Good observing and keep an eye to see if Betelgeuse is going to recover smoothly or not from this fading!

American Association of Variable Star Observers (AAVSO)
Chart ID and star magnitudes

What about Betelgeuse chart ID? Robert Stalnaker (thanks Bob!) called our attention regarding this.
People using the 10 Star Tutorial chart have been providing the chart ID "10 Star" or "10 Star Tutorial". That's fine but now that a slight change has been made, it would be a good idea to call the new chart something like "10 Star 2020" so we know the new version is in use.

Another interesting question came up when talking about the rounded labels provided in visuals charts like this one.
For decades visual observers have been using the rounded values provided in the charts to make their estimates. We did not have photometry tables back then (and we don't have one for special charts like these, that's why I provided V values here) . It's been only a few years since photometry tables have been implemented through VSP.
Is there a reason not to use the photometry table values to perform estimates? I don't think so. I would encourage people to do it.
This chart showcases a couple of examples.
Elnath (bet Tau) was removed as a comparison star because it has V= 1.66 while Bellatrix has V= 1.64. They are placed towards the same side of the variable and were thus redundant. Their magnitude difference was 0.02 mag. instead of the 0.1 mag. implied by their rounded values.
Another example: Alnitak (18) has V= 1.76 while Bellatrix (16) has V= 1.64 as mentioned above. The difference is 0.12 and not 0.2 mag.
So rounding off values -as I see it- is just a useful practice for labelling and not filling up the charts with numbers. Also useful to identify comparison stars*. But there is no reason I can think of not to use the accurate V values to reduce the estimates. We haven't talked about using the photometry table values to reduce the visual estimates. Maybe it's time to do it.

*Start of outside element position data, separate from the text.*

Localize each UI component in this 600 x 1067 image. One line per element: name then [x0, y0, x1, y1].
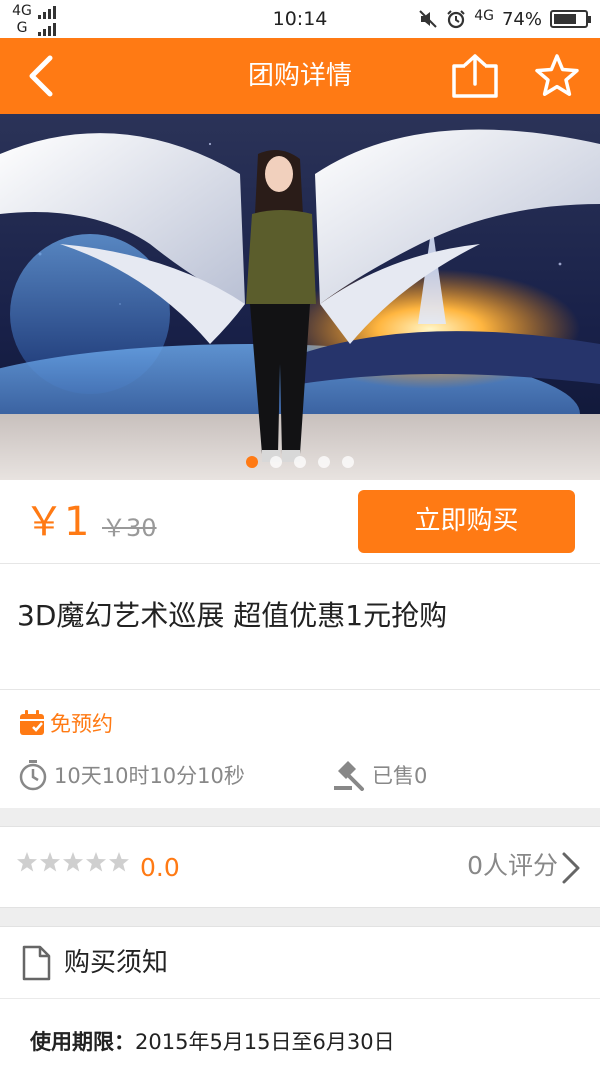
carousel-dots: [0, 456, 600, 472]
notice-header: 购买须知: [0, 927, 600, 999]
document-icon: [22, 945, 51, 981]
purchase-notice-section: 购买须知 使用期限：2015年5月15日至6月30日: [0, 926, 600, 1067]
price-row: ￥1 ￥30 立即购买: [0, 480, 600, 564]
notice-title: 购买须知: [64, 948, 169, 978]
deal-title-section: 3D魔幻艺术巡展 超值优惠1元抢购: [0, 564, 600, 690]
banner-carousel[interactable]: [0, 114, 600, 480]
mute-icon: [419, 10, 437, 28]
rating-star-icon: [40, 852, 60, 872]
status-right-group: 4G 74%: [418, 7, 591, 31]
battery-icon: [550, 10, 591, 28]
deal-title: 3D魔幻艺术巡展 超值优惠1元抢购: [17, 599, 448, 632]
rating-star-icon: [86, 852, 106, 872]
banner-image: [0, 114, 600, 480]
alarm-icon: [447, 10, 465, 29]
carousel-dot[interactable]: [294, 456, 306, 468]
battery-percent: 74%: [501, 8, 542, 30]
status-bar: 4G G 10:14 4G 74%: [0, 0, 600, 38]
sold-count: 已售0: [372, 764, 428, 788]
rating-star-icon: [17, 852, 37, 872]
validity-value: 2015年5月15日至6月30日: [135, 1030, 395, 1054]
original-price: ￥30: [102, 514, 157, 542]
favorite-star-icon[interactable]: [530, 52, 584, 100]
no-reservation-tag: 免预约: [18, 708, 113, 738]
countdown-row: 10天10时10分10秒: [18, 758, 245, 792]
rating-star-icon: [109, 852, 129, 872]
carousel-dot[interactable]: [318, 456, 330, 468]
rating-count: 0人评分: [467, 851, 558, 880]
sold-row: 已售0: [332, 758, 427, 792]
current-price: ￥1: [24, 499, 90, 545]
buy-now-button[interactable]: 立即购买: [358, 490, 575, 553]
network-type-right: 4G: [474, 8, 494, 24]
no-reservation-label: 免预约: [50, 712, 113, 736]
page-title: 团购详情: [247, 61, 352, 91]
carousel-dot[interactable]: [246, 456, 258, 468]
calendar-check-icon: [20, 710, 44, 735]
carousel-dot[interactable]: [270, 456, 282, 468]
gavel-icon: [334, 761, 364, 791]
deal-info-section: 免预约 10天10时10分10秒 已售0: [0, 690, 600, 808]
rating-stars: [16, 851, 130, 873]
carousel-dot[interactable]: [342, 456, 354, 468]
validity-label: 使用期限：: [30, 1030, 135, 1054]
rating-row[interactable]: 0.0 0人评分: [0, 826, 600, 908]
stopwatch-icon: [19, 760, 47, 791]
share-icon[interactable]: [448, 52, 502, 100]
rating-score: 0.0: [140, 853, 180, 882]
validity-period: 使用期限：2015年5月15日至6月30日: [30, 1027, 395, 1057]
chevron-right-icon: [562, 852, 580, 884]
battery-level: [554, 14, 576, 24]
rating-star-icon: [63, 852, 83, 872]
nav-bar: 团购详情: [0, 38, 600, 114]
countdown-text: 10天10时10分10秒: [54, 764, 245, 788]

*This chart also shows a situation that we have solved in the past by adding an uppercase letter to the lable: when we have two stars with the same rounded magnitude in the sequence.
In this case, especially for Northern observers, having Castor and Pollux so close to each other may make it useful to use Castor when the star is between 1.1 and 1.6. For Southern observers, Adhara and Bellatrix will be much better when the star is 1.5-1.6 (like right now!). So we have two "16" stars.
For now, the solution is labelling Castor as 16N and Bellatrix as 16W.
Some time in the future maybe we could think about giving two decimal places for chart reports to avoid this. But do not complicate things unnecessary right now!

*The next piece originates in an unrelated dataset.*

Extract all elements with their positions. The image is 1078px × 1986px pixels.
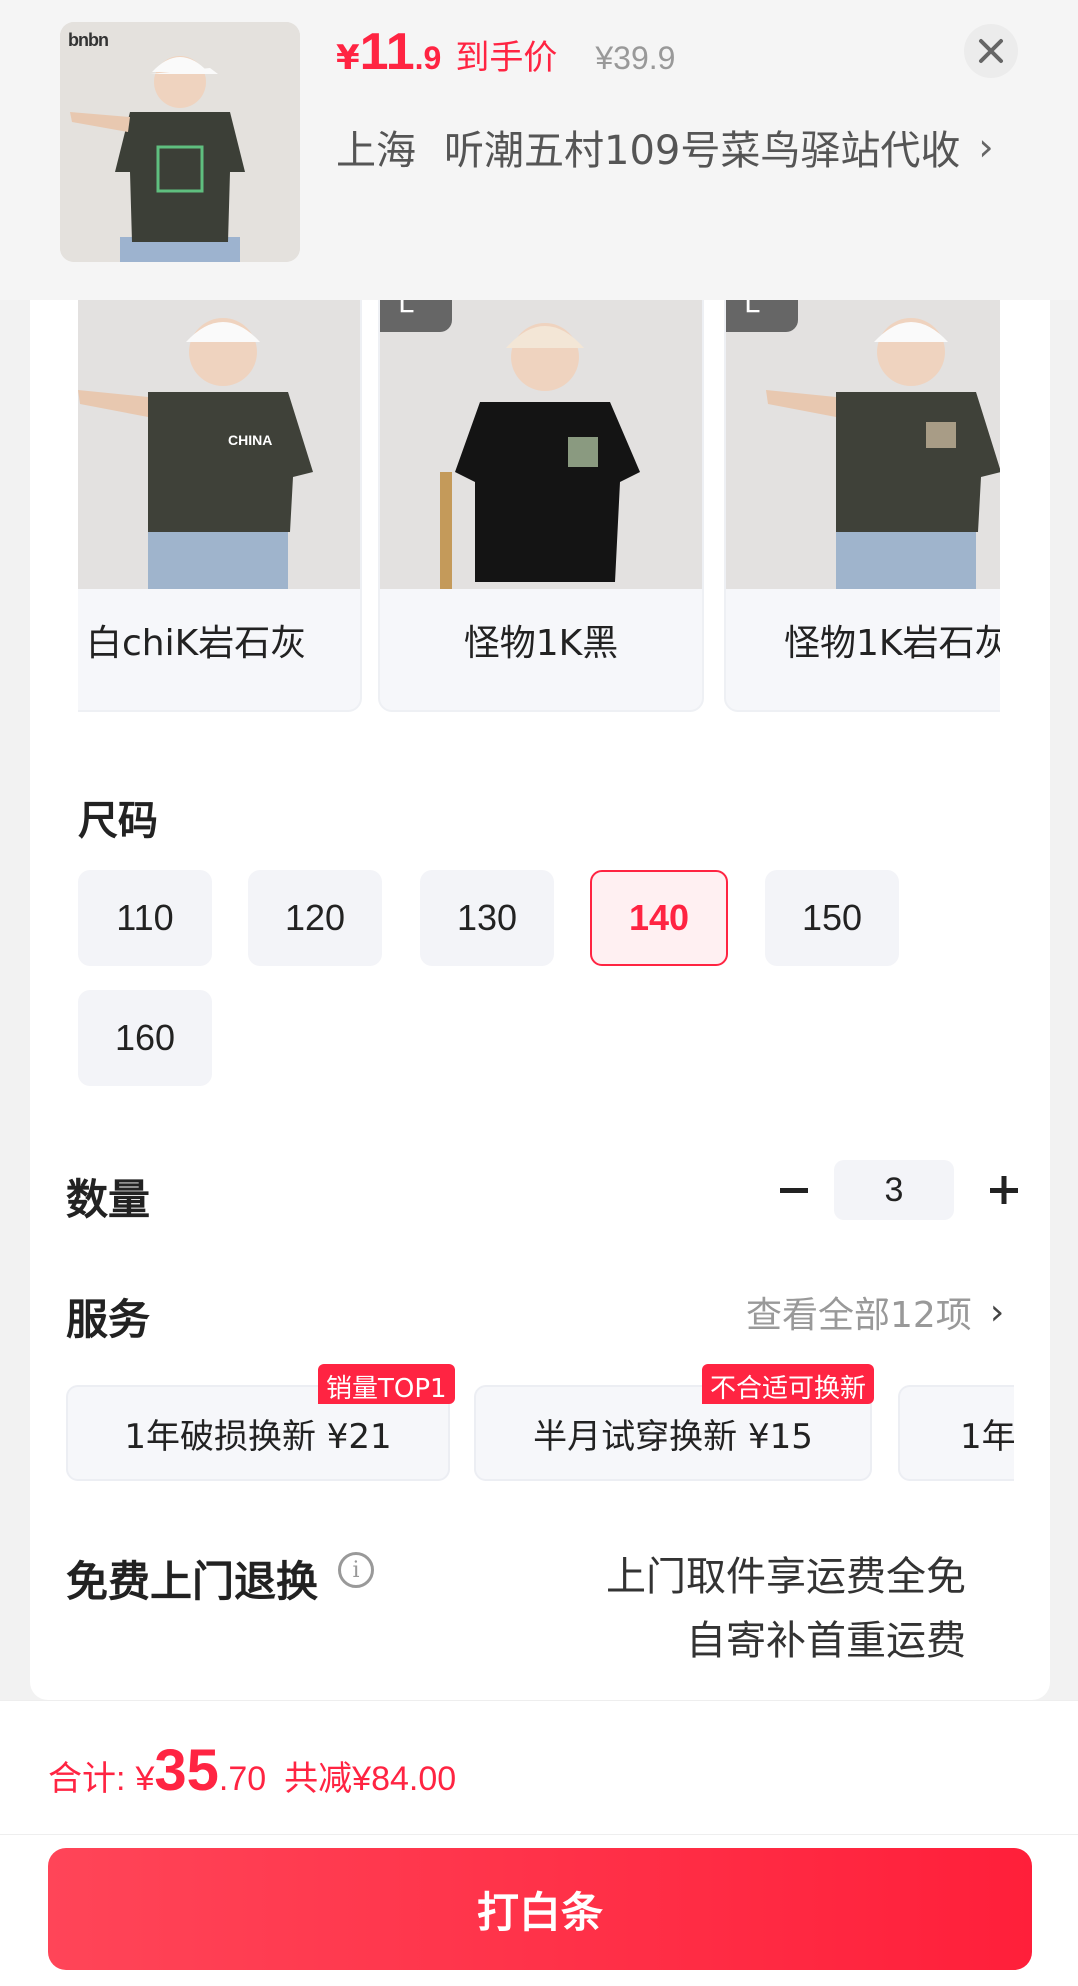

American Association of Variable Star Observers (AAVSO)
Betelgeuse second minimum?

Several AAVSO contributors have posted an ATel in the last few hours suggesting that Betelgeuse has gone through a shallow minimum in recent weeks, and is brightening again:

The AAVSO record is rather sparse and scattered.  It seems that reliable photoelectric or other properly-calibrated photometry against similarly red stars is necessary at this point.